Embouteiller en Italie une huile étrangère est-il légal ?
Oui, à condition que l’étiquette déclare honnêtement l’origine des olives. Ce qui est interdit, c’est de suggérer une origine fausse. Cette déclaration se trouve dans la phrase d’origine au dos.
L’huile tunisienne est-elle bonne ?
Elle peut être très bonne. Le pays cultive des variétés sérieuses sous un climat idéal pour l’olivier, et ses meilleurs producteurs font des huiles nettes et typées. Comme partout, tout dépend de la date de récolte, de la vitesse de trituration et du stockage.
Pourquoi vendre en vrac malgré tout ?
Parce que cela transforme vite une récolte en trésorerie sans le coût capitalistique de l’embouteillage, de la marque, de la logistique d’export et du référencement. C’est un choix rationnel sous contrainte, pas une erreur.
Comment soutenir directement les producteurs ?
En achetant des huiles vendues sous le nom du pays producteur, en préférant régions, variétés et domaines nommés, et en considérant une date de récolte affichée comme la marque de quelqu’un qui accepte d’être jugé sur la qualité plutôt que sur le prix.

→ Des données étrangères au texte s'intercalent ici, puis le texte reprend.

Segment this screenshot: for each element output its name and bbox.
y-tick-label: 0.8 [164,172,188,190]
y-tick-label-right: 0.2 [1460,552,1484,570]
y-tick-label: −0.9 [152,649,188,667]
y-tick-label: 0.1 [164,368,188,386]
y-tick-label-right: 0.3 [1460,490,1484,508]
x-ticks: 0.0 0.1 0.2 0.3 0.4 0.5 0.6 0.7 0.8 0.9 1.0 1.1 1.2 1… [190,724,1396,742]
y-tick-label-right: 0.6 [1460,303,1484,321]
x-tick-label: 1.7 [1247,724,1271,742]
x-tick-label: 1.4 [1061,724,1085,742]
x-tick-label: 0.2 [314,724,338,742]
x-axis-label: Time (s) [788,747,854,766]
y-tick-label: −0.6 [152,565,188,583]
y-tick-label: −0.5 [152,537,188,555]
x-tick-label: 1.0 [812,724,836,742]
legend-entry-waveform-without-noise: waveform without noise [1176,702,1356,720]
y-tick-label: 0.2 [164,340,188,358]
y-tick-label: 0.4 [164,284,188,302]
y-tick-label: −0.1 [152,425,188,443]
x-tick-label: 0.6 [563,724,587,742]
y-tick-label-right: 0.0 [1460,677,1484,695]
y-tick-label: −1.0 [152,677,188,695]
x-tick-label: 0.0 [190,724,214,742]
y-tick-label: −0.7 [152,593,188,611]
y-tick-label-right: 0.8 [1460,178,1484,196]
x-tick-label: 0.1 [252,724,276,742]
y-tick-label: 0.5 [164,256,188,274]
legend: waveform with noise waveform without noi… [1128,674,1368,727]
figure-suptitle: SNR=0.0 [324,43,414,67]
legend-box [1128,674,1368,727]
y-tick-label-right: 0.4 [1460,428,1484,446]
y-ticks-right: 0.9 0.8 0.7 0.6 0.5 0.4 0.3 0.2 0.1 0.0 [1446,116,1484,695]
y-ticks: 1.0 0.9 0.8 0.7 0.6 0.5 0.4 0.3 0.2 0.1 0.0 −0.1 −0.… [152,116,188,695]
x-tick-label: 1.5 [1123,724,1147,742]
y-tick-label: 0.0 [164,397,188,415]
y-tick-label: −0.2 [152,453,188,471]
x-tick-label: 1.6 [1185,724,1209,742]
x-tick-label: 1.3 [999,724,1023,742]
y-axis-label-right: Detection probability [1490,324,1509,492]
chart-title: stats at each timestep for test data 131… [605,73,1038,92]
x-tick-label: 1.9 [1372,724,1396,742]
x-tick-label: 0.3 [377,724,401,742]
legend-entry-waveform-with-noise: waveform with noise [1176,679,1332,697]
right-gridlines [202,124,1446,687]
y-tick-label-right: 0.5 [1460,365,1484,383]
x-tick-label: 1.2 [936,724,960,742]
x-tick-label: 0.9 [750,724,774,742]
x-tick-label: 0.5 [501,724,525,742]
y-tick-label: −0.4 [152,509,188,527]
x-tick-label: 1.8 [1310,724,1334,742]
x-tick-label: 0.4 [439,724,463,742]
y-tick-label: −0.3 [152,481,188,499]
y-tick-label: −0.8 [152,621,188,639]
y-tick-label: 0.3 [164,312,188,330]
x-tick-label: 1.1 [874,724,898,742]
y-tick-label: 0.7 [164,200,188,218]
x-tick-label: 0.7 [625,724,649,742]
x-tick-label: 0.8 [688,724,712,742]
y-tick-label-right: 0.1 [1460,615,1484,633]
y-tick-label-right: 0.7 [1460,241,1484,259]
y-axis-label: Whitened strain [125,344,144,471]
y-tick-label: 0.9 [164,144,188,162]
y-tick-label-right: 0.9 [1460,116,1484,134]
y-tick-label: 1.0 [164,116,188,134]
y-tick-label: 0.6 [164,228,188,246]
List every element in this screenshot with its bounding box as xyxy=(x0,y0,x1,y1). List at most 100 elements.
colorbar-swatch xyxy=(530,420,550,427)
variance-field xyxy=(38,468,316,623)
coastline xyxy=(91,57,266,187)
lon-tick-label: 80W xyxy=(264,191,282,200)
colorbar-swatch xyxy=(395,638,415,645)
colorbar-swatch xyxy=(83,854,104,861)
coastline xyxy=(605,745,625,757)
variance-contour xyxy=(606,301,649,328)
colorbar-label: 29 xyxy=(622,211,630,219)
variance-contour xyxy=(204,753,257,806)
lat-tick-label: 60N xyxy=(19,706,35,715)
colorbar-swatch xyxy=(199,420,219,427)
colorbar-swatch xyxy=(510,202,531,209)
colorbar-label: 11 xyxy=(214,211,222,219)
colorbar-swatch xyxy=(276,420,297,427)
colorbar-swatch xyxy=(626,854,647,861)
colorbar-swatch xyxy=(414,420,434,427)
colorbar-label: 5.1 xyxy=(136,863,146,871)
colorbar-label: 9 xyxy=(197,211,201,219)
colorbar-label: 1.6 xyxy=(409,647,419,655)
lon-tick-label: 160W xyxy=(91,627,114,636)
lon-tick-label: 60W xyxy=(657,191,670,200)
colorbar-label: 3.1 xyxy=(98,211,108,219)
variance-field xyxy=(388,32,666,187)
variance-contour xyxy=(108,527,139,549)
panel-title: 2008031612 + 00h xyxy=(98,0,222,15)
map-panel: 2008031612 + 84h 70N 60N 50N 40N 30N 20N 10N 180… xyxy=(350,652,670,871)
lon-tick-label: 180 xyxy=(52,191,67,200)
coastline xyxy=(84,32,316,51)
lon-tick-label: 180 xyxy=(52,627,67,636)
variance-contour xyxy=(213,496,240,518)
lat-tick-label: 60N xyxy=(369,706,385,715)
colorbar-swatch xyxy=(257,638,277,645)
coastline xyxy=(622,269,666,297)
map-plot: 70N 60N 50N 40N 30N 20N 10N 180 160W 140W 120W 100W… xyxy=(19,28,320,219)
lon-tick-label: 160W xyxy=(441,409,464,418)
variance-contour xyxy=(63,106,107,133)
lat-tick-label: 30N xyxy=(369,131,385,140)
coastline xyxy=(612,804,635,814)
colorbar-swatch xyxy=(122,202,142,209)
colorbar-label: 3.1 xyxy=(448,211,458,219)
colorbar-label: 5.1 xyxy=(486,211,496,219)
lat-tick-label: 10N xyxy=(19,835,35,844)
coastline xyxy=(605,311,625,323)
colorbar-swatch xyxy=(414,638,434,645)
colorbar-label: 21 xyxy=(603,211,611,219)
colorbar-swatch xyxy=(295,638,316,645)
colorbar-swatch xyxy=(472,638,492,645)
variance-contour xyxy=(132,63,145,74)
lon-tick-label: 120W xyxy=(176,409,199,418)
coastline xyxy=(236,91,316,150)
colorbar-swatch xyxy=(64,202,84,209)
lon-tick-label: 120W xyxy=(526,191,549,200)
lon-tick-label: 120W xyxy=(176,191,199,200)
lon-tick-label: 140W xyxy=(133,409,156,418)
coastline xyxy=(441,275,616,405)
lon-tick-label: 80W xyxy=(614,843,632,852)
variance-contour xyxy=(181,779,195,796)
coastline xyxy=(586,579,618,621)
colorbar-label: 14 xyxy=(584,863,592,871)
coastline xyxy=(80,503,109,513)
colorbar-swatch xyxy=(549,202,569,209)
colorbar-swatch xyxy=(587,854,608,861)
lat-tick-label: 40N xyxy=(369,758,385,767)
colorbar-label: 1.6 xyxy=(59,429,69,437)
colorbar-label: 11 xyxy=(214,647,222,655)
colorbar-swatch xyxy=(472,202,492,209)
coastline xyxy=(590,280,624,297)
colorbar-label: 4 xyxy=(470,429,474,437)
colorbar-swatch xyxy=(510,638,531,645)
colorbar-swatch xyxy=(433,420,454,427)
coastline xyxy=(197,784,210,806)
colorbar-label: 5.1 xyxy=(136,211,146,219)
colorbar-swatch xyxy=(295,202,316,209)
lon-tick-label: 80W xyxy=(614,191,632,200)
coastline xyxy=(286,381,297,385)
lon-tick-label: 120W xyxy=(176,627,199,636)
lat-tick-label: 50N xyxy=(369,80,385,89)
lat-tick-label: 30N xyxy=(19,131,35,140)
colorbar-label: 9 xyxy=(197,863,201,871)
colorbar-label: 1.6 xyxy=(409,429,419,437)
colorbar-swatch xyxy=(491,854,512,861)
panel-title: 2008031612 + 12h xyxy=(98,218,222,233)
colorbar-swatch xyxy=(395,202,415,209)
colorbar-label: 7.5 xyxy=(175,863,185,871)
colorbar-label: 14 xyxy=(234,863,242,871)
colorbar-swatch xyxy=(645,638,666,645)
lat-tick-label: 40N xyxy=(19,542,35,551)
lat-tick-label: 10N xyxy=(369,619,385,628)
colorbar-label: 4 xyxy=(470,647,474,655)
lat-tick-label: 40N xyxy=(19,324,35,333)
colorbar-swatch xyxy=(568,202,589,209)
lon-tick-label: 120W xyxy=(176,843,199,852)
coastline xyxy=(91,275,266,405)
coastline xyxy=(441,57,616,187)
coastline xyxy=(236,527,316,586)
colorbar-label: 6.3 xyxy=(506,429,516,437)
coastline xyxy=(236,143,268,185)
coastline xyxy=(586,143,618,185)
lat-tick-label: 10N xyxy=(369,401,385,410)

Tenez-vous sur un quai tunisien pendant le chargement d’une citerne : vous comprendrez toute la filière en cinq minutes. Cette huile n’a pas de nom. Dans six semaines elle en aura un très beau, une bouteille élégante et un prix quatre fois supérieur à ce qu’a vu le producteur. Rien d’illégal dans cette chaîne — mais rien non plus qui récompense l’agriculteur d’avoir cueilli tôt et trituré vite. Si vous voulez changer cela, le levier est d’une simplicité gênante : achetez la bouteille qui nomme le pays où le fruit a poussé.
D’après la structure ancienne du commerce méditerranéen de l’huile en vrac et de son embouteillage.